Re-election of master causes ~40s cluster outage

Question

Re-election of master causes ~40s cluster outage

erkolson opened this issue 6 years ago · 6 comments

The Elasticsearch team indicate (in issues/discussions) that a master re-election should only cause a ~5 second outage of the cluster. In practice, I am consistently seeing 40-55 second outages. It could possibly be related to #105 ?

By outage, I mean the clients timeout on any call, whether it be _cluster/health or even _cat/indices.

From looking at the logs, it appears that the remaining master eligible nodes notice that the actual master has left the cluster, they quickly re-elect a new master, then nothing happens for >30s. It appears the cluster is waiting for a response from the now dead master. When the dead master is finally removed (zen-disco-node-failed log messsage) everything works again.

This feels like a misconfiguration of the masters.

I've replicated the issue in both 5.x and 6.x.

Answer 1 · 2018-07-12T06:18:38.000Z

Did you try disabling IPv6 as per comment in #105?

Answer 2 · 2018-07-12T13:59:08.000Z

I just gave it a try and with NETWORK_HOST set to _eth0:ipv4_ on the masters and still see the same behavior.

Answer 3 · 2018-07-12T14:08:37.000Z

Can you try the latest 6.3.1 images (this repo has yet to be updated) and report back? Want to make sure this isn't a version thing.

Also, can you reproduce this all the time? Have you tried different Kubernetes clusters?

Answer 4 · 2018-07-13T01:10:29.000Z

I'm seeing the same behavior with 6.3.1.

So far, all of my testing has been in GKE, but I've seen this behavior across several versions. I have docker edge so can try with the kubernetes that provides if I have enough resources on my workstation.

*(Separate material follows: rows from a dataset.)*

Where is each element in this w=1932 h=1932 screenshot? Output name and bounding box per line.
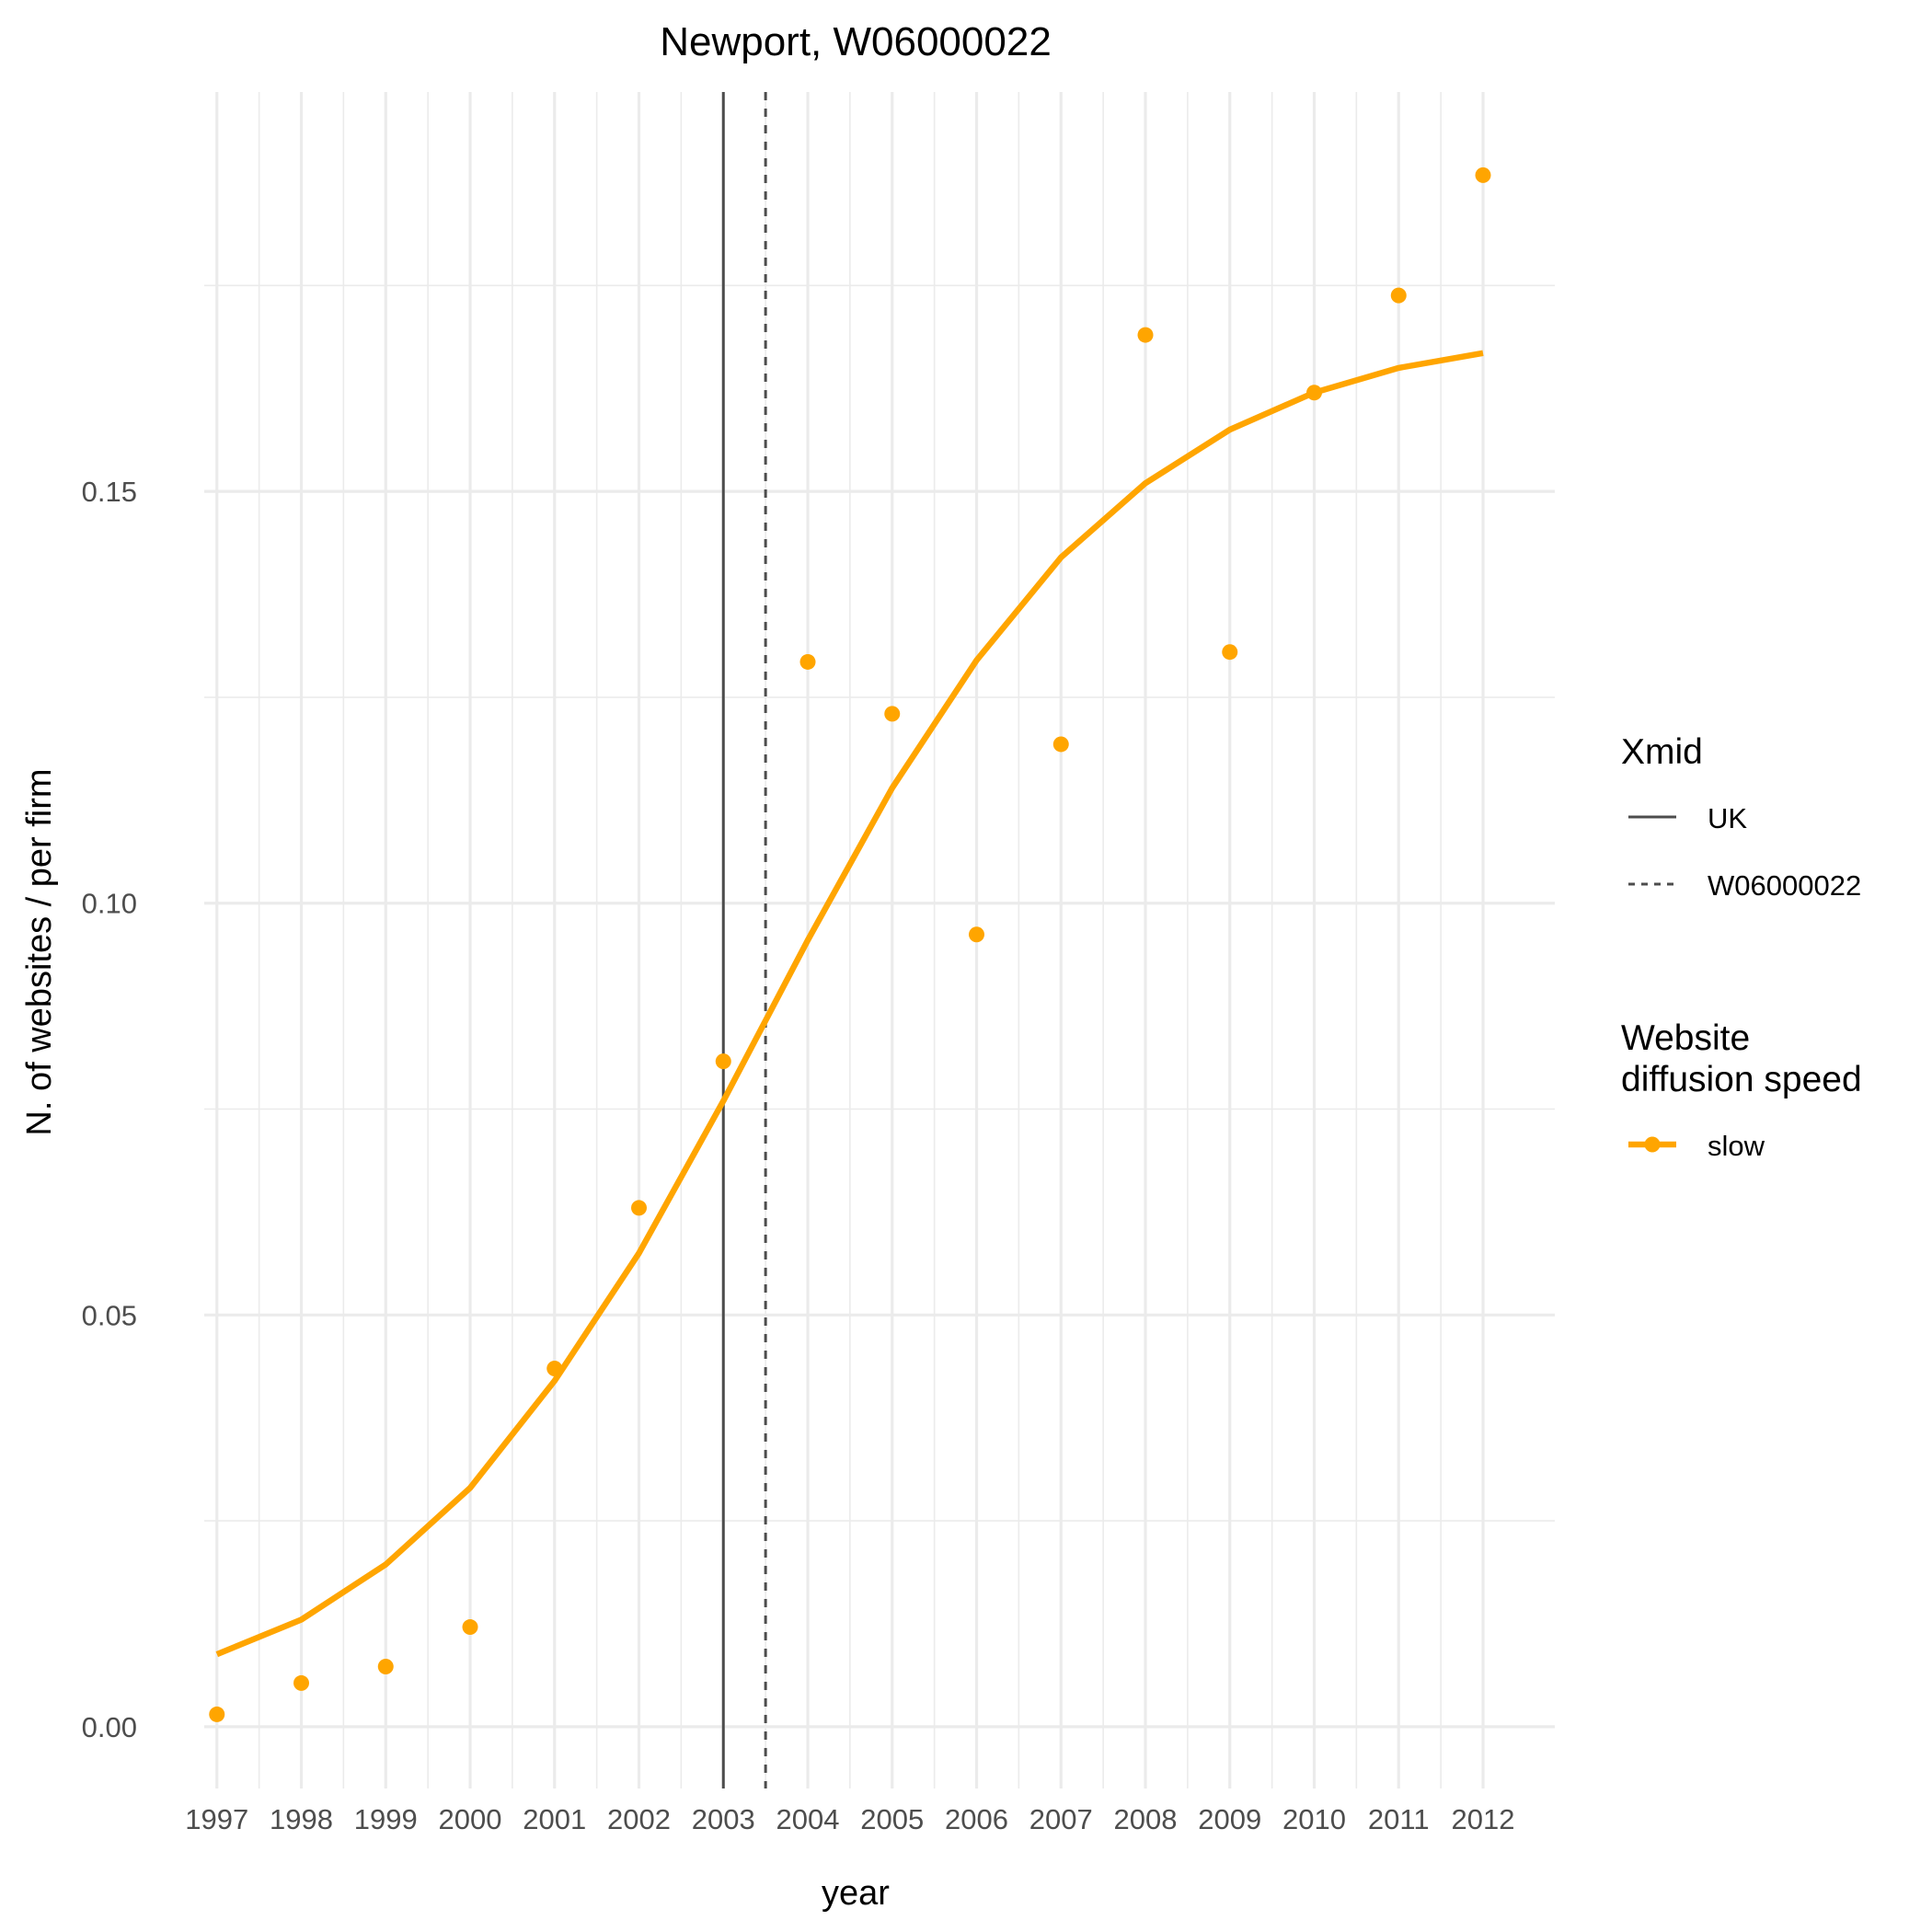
x-tick-label: 2003	[692, 1803, 755, 1835]
data-point	[377, 1659, 394, 1675]
legend-label: slow	[1708, 1130, 1765, 1162]
x-tick-label: 2008	[1114, 1803, 1178, 1835]
data-point	[1475, 167, 1491, 183]
x-tick-label: 2010	[1282, 1803, 1346, 1835]
x-tick-label: 2004	[776, 1803, 840, 1835]
data-point	[1306, 385, 1323, 401]
x-tick-label: 1999	[354, 1803, 418, 1835]
data-point	[293, 1674, 310, 1691]
x-tick-label: 2006	[945, 1803, 1008, 1835]
x-tick-label: 2009	[1198, 1803, 1261, 1835]
y-tick-label: 0.05	[82, 1299, 137, 1331]
legend-label: W06000022	[1708, 869, 1861, 902]
x-tick-label: 2007	[1029, 1803, 1093, 1835]
data-point	[884, 706, 901, 722]
data-point	[209, 1706, 225, 1722]
axes: 0.00 0.05 0.10 0.15 1997 1998 1999 2000 2001 2002…	[82, 476, 1515, 1835]
data-point	[631, 1200, 648, 1216]
y-tick-label: 0.00	[82, 1711, 137, 1743]
data-point	[546, 1360, 563, 1376]
data-point	[1137, 327, 1154, 343]
x-tick-label: 1997	[185, 1803, 248, 1835]
x-tick-label: 2011	[1368, 1803, 1430, 1835]
data-point	[1390, 287, 1407, 304]
data-point	[1222, 644, 1238, 661]
x-tick-label: 2002	[607, 1803, 671, 1835]
chart-title: Newport, W06000022	[660, 19, 1052, 64]
y-tick-label: 0.10	[82, 888, 137, 920]
legend-label: UK	[1708, 802, 1747, 834]
legend-title: Website	[1621, 1018, 1750, 1058]
x-axis-label: year	[822, 1874, 890, 1913]
series	[209, 167, 1491, 1722]
series-line	[215, 350, 1484, 1658]
data-point	[799, 653, 816, 670]
x-tick-label: 2012	[1452, 1803, 1515, 1835]
y-axis-label: N. of websites / per firm	[20, 768, 59, 1135]
x-tick-label: 2000	[439, 1803, 502, 1835]
data-point	[462, 1619, 478, 1636]
legend-title: Xmid	[1621, 732, 1703, 772]
data-point	[715, 1053, 731, 1070]
data-point	[969, 926, 985, 943]
x-tick-label: 1998	[270, 1803, 333, 1835]
data-point	[1052, 736, 1069, 753]
reference-lines	[721, 92, 767, 1788]
x-tick-label: 2001	[523, 1803, 586, 1835]
legend-key-point	[1644, 1136, 1661, 1153]
y-tick-label: 0.15	[82, 476, 137, 508]
legend-title: diffusion speed	[1621, 1060, 1862, 1099]
x-tick-label: 2005	[860, 1803, 924, 1835]
grid	[204, 92, 1555, 1788]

After a lot of troubleshooting today I got the outage down to 14s. With help from a colleague who knows ES better than me today, we did lots of testing and log reading and adjusted the various timeouts available. From the logs, it looks like the cluster is waiting for an acknowledgement from the dead master about the new cluster state. Changing the timeouts in the masters wasn't enough, I eventually changed them in the clients and data nodes as well.

The image I'm using is based on yours, I've added some more configuration to elasticsearch.yml

discovery:
  zen:
    ping.unicast.hosts: ${DISCOVERY_SERVICE}
    minimum_master_nodes: ${NUMBER_OF_MASTERS}
    commit_timeout: ${ZEN_COMMIT_TIMEOUT}
    publish_timeout: ${ZEN_PUBLISH_TIMEOUT}
    fd:
      ping_interval: ${FD_PING_INTERVAL}
      ping_timeout: ${FD_PING_TIMEOUT}
      ping_retries: ${FD_PING_RETRIES}

And these are the values from my the test run where the outage was down to 14s:

        - name: ZEN_COMMIT_TIMEOUT
          value: "5s"
        - name: ZEN_PUBLISH_TIMEOUT
          value: "5s"
        - name: FD_PING_TIMEOUT
          value: "1s"
        - name: FD_PING_INTERVAL
          value: "1s"
        - name: FD_PING_RETRIES
          value: "3"

These timeout values are all defaulted at 30s I believe.

In all my testing, this is the log message that coincides with the cluster becoming available again:

[2018-07-13T01:06:03,056][INFO ][o.e.c.s.MasterService    ] [es-master-85c765b64b-zjxzv] zen-disco-node-failed({es-master-85c765b64b-w84n9}{EdRMiBJ1S3Wbc8YZRRQ7jg}{BN1tySSWQeyjqoSDqZlj7Q}{10.12.4.30}{10.12.4.30:9300}{xpack.installed=true}), reason(transport disconnected), reason: removed {{es-master-85c765b64b-w84n9}{EdRMiBJ1S3Wbc8YZRRQ7jg}{BN1tySSWQeyjqoSDqZlj7Q}{10.12.4.30}{10.12.4.30:9300}{xpack.installed=true},}

As I mentioned earlier, the only sense I can make of it is that the cluster nodes are waiting for the dead master to confirm the new cluster state. Once it is removed, everything works again as all members have committed the new state.

@chrislovecnm asked me to add him here.

Answer 5 · 2018-07-16T17:49:53.000Z

After much troubleshooting, I realized the actual problem is the query I am running. The documentation says "reads" should succeed while the master is being elected and I assumed that a GET on /_cat/indices would be a "read". This call will fail for the duration that I have described in this issue but a search query like /<index-name>/_search?q=some%20text will work throughout the entire master election & cluster state update/publish process.

Answer 6 · 2018-08-02T12:28:26.000Z

Thanks for reporting back @erkolson. I'm going to close this, but let me know if you want to re-open and define any other course of action.